HUMS 452, Translating Dante

Meeting Time: 
Th 9.25-11.15

Course Description

Dante Alighieri is celebrated for The Divine Comedy, his epic journey through Inferno, Purgatory, and Paradise, in which he moves from despair to bliss, watched over by his beloved Beatrice. Yet the story of Beatrice begins well before the Divine Comedy, in a powerful and problematic text called the Vita nuova (New Life). Here Dante recounts how his life was changed - made new - by his youthful encounter with her. Simultaneously a profound exploration of the power of love and an elaborate experimentation with poetic form, this early work is essential to our amorous and literary traditions. It is also a meditation on translation: of life to text; of prose to verse; of the divine to human, and vice versa. A moving reflection on beginning - and beginning again - in the face of loss, this medieval work invites us into the past yet is freshly relevant in our current historical moment. We will analyze the text through a comparative analysis of several translations before turning to relevant moments in the Divine Comedy and a selection of modern and contemporary works that the Vita nuova has inspired.

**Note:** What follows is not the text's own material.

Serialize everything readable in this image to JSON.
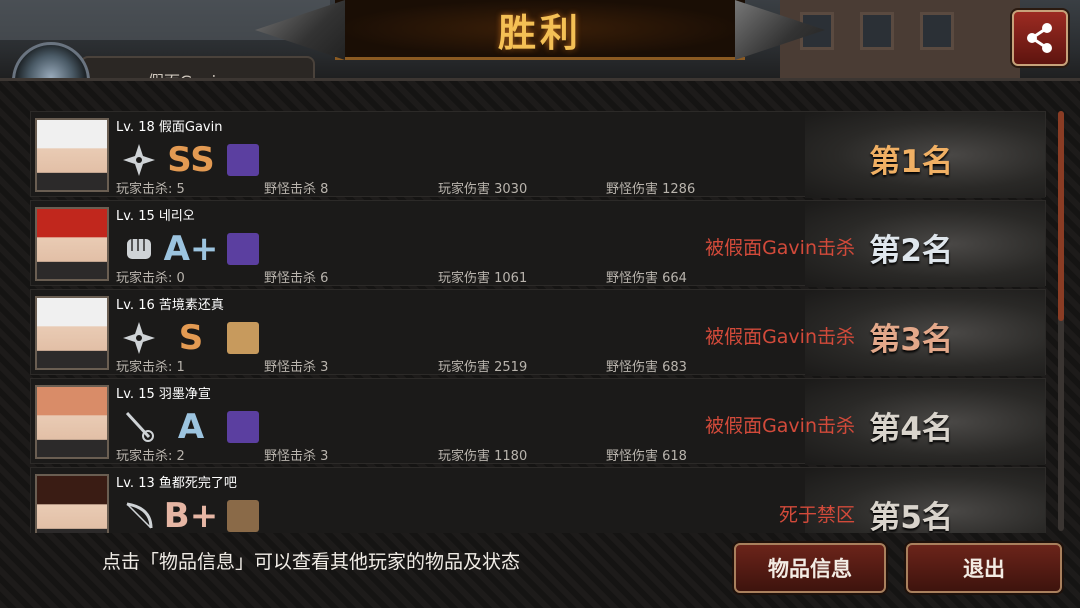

This course offers a rare opportunity to read deeply Dante’s most enigmatic, restless work, to study its influence, and to participate in the making of a new translation of Dante’s New Life


Led by:

Professor Virginia Jewiss received her PhD in Italian literature from Yale University and taught at Dartmouth College and Trinity College’s Rome campus before returning to Yale, where she is currently Lecturer in the Humanities and Director of the Yale Humanities program in Rome. She has translated the work of numerous Italian authors and film directors, including Roberto Saviano’s Gomorrah, Melania Mazzucco’s Vita, and screenplays for Paolo Sorrentino and Gabriele Salvatores.